HADLEIGH is one step closer to getting a new swimming pool today – but the troubled issue was already causing ripples across the town.Babergh District Council has decided to accept in principle the idea of a new pool in the town.

HADLEIGH is one step closer to getting a new swimming pool today – but the troubled issue was already causing ripples across the town.

Babergh District Council has decided to accept in principle the idea of a new pool in the town.

At a meeting of the strategy committee yesterday councillors voted in favour of building a new pool and are hoping that they can get help funding the £2.27m project.

A report into Hadleigh's leisure needs prepared for the council by specialists Hayley Sharpe Consultants concluded that there was a strong need for swimming facilities in the town.

Hadleigh's current pool at Stonehouse Road is 30-years-old, badly in need of repair and could be closed down.

Accepting the recommendations made by a task group councillors decided that the new pool, which is used by hundreds of people who belong to the town's swimming club, should be built at Hadleigh High Leisure Centre, partly because it is believed a multi-functional complex will help applications for grants and funding.

The council, which is the sole trustee of the Hadleigh and District Swimming Pool Charity who hold the pool, are now looking to the government to change the rules on the amount of money it can borrow for large capital projects.
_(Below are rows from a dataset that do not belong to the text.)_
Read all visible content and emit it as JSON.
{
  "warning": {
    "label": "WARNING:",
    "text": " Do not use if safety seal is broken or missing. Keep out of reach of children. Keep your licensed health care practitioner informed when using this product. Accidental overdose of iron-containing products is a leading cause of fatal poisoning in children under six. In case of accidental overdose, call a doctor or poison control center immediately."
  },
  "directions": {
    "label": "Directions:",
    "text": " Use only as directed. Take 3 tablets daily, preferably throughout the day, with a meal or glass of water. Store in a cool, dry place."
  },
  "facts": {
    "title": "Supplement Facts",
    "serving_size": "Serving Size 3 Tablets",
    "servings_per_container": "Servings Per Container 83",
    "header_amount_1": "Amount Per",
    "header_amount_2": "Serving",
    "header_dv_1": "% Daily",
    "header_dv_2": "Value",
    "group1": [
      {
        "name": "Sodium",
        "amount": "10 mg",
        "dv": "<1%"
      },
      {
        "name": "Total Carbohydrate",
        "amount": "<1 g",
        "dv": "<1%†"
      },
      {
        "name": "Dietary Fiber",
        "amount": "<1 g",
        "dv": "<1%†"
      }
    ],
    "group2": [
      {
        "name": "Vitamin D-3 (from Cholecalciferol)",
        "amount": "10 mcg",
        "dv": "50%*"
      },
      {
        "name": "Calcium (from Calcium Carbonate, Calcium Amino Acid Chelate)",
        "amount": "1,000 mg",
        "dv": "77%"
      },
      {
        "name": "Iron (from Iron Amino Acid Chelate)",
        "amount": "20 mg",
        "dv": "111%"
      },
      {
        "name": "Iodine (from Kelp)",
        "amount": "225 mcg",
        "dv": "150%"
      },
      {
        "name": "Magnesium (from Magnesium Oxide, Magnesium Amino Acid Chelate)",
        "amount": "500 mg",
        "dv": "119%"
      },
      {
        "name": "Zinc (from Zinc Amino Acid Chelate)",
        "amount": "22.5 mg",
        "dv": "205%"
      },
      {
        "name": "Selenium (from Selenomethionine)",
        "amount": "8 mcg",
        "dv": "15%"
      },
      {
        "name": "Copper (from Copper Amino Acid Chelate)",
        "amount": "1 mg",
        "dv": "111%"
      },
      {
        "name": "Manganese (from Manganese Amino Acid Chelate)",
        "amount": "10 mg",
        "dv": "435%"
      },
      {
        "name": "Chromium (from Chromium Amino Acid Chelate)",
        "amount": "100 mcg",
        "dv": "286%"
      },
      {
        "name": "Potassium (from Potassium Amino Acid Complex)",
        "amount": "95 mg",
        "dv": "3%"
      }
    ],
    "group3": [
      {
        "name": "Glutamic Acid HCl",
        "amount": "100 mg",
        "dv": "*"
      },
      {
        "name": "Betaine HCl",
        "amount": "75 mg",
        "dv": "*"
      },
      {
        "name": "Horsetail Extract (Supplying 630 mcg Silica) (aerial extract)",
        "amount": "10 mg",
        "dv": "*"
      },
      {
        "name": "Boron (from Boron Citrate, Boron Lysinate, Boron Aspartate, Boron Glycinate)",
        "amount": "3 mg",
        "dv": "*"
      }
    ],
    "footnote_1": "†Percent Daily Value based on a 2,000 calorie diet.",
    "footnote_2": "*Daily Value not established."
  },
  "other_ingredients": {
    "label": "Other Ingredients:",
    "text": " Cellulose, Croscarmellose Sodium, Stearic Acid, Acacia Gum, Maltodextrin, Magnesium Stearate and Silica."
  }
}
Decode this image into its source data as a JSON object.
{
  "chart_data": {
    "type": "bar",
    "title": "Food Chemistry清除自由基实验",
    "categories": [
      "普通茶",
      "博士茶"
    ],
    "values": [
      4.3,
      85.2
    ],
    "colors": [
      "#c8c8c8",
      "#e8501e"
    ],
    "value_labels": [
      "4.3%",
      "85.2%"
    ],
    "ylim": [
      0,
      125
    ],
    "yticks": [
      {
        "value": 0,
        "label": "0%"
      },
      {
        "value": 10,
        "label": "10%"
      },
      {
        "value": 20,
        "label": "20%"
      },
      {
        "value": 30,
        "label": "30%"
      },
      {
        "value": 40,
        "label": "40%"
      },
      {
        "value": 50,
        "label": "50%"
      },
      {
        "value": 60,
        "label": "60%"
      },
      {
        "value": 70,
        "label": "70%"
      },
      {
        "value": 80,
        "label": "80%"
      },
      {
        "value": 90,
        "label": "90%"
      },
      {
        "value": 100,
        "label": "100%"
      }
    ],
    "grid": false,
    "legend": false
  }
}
Even then extra funds would need to be raised via a bid to the National Lottery as well as Babergh having to find a further £230,000 out of its own reserves.
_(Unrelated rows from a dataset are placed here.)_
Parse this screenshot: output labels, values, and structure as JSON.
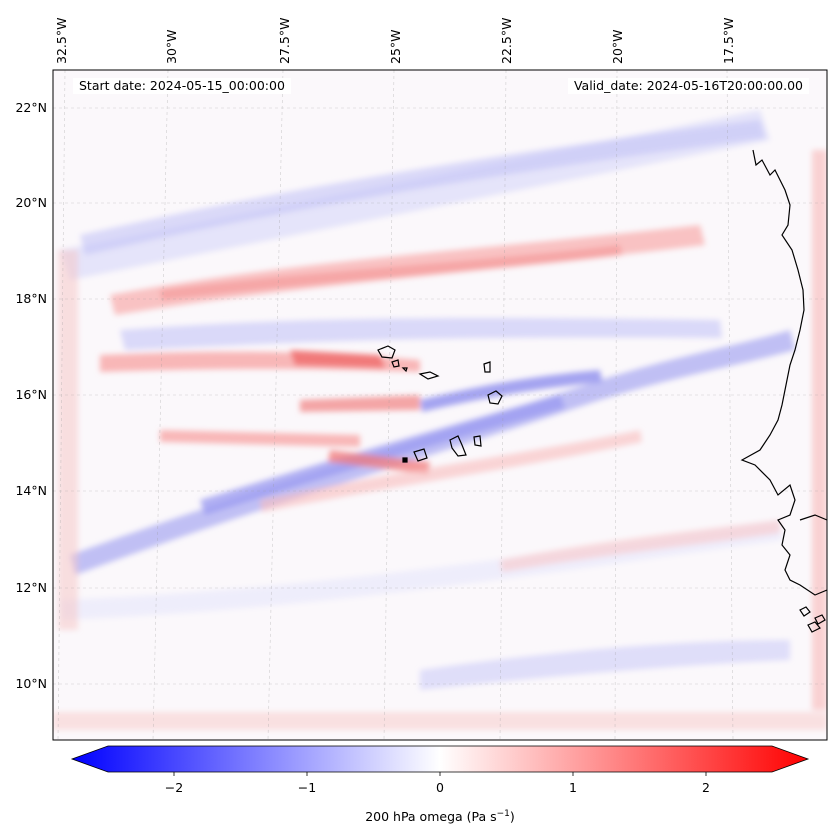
{
  "map": {
    "start_label": "Start date: 2024-05-15_00:00:00",
    "valid_label": "Valid_date: 2024-05-16T20:00:00.00",
    "lon_ticks": [
      "32.5°W",
      "30°W",
      "27.5°W",
      "25°W",
      "22.5°W",
      "20°W",
      "17.5°W"
    ],
    "lat_ticks": [
      "22°N",
      "20°N",
      "18°N",
      "16°N",
      "14°N",
      "12°N",
      "10°N"
    ],
    "colorbar": {
      "ticks": [
        "−2",
        "−1",
        "0",
        "1",
        "2"
      ],
      "label": "200 hPa omega (Pa s",
      "label_sup": "−1",
      "label_end": ")",
      "min_color": "#0000ff",
      "mid_color": "#ffffff",
      "max_color": "#ff0000"
    }
  }
}
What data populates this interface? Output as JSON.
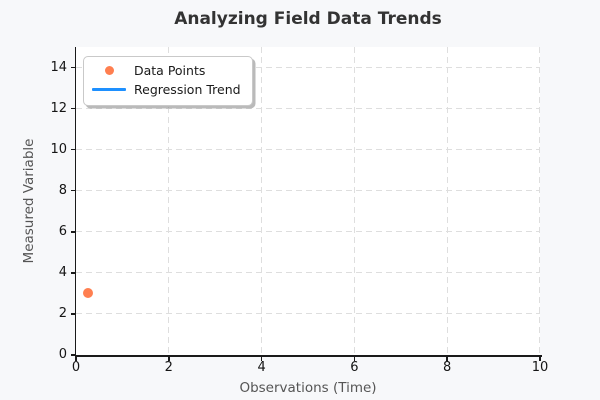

Speaking after the meeting Hadleigh mayor and keen swimmer Jan Byre said that she was delighted research had recognised the strength of demand for swimming facilities in the town. However she was less enthusiastic about relocating the pool to Station Road.
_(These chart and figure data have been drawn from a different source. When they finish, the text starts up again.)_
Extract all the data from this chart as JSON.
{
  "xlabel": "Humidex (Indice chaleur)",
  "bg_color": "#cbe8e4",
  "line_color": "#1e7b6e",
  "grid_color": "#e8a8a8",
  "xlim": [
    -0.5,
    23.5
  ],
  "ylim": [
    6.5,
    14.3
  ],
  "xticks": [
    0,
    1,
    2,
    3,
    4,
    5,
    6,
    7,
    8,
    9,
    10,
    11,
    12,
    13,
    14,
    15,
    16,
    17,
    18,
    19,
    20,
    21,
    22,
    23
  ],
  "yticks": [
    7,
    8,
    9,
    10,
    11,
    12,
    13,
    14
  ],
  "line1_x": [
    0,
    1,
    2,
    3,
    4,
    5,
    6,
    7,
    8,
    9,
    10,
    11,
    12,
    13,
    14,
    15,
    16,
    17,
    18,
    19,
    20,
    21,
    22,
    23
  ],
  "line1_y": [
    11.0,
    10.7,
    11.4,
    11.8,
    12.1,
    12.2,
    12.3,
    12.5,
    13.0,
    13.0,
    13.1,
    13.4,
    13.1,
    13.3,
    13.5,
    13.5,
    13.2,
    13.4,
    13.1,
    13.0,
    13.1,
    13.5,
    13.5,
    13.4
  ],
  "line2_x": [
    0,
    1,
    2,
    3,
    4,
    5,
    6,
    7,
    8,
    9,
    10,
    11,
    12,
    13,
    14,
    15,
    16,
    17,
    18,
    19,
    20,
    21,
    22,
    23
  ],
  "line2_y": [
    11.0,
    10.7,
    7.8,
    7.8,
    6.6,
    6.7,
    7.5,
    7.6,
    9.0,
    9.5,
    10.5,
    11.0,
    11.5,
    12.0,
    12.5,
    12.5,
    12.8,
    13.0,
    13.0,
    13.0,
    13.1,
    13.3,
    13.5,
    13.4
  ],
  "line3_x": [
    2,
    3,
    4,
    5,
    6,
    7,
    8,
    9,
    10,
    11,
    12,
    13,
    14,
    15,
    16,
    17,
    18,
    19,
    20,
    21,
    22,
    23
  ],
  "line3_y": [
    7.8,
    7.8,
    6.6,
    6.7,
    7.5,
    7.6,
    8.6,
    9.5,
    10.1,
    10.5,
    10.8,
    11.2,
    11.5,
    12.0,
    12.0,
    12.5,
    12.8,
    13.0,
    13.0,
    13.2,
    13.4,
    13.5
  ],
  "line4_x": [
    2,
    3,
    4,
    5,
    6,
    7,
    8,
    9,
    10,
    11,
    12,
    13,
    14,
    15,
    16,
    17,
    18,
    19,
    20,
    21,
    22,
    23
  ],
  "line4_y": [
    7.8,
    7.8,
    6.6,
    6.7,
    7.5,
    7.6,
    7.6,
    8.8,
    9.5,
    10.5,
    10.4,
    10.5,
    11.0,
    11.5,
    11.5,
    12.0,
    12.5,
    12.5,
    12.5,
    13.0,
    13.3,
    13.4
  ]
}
"We are delighted that their research project has come up with the fact that Hadleigh needs a swimming pool.

"There are many of us that will be less happy for it to move up to the high school. The current swimming pool is bang in the centre of town and the majority of people can walk to it. It's a little bit odd to put it in the furthest and highest corner of Hadleigh.

"We would prefer to see it stay in its current site but we would rather it moved than we lose it."

She added that she and fellow swimmers feared that without a pool in the town, children would revert to the dangerous practise of swimming in the river.

Town and district councillor Eileen Banks said that she was not convinced sharing the facility with Hadleigh High School would improve the chances of winning funding for the project.

Residents had raised the money themselves to fund the original pool and it was the responsibility of the district as trustee to bow to their wishes, argued the former mayor.

Press officer for Babergh, Paul Simon, said that officers would be working towards the possibility of a new pool at Hadleigh High Leisure Centre in preparation for a change of policy at national level.

"It's a question of getting all the chess pieces in the right place so that if the government chance the rules no further time is lost," he said.

The committee's decision will be discussed at the next full council meeting.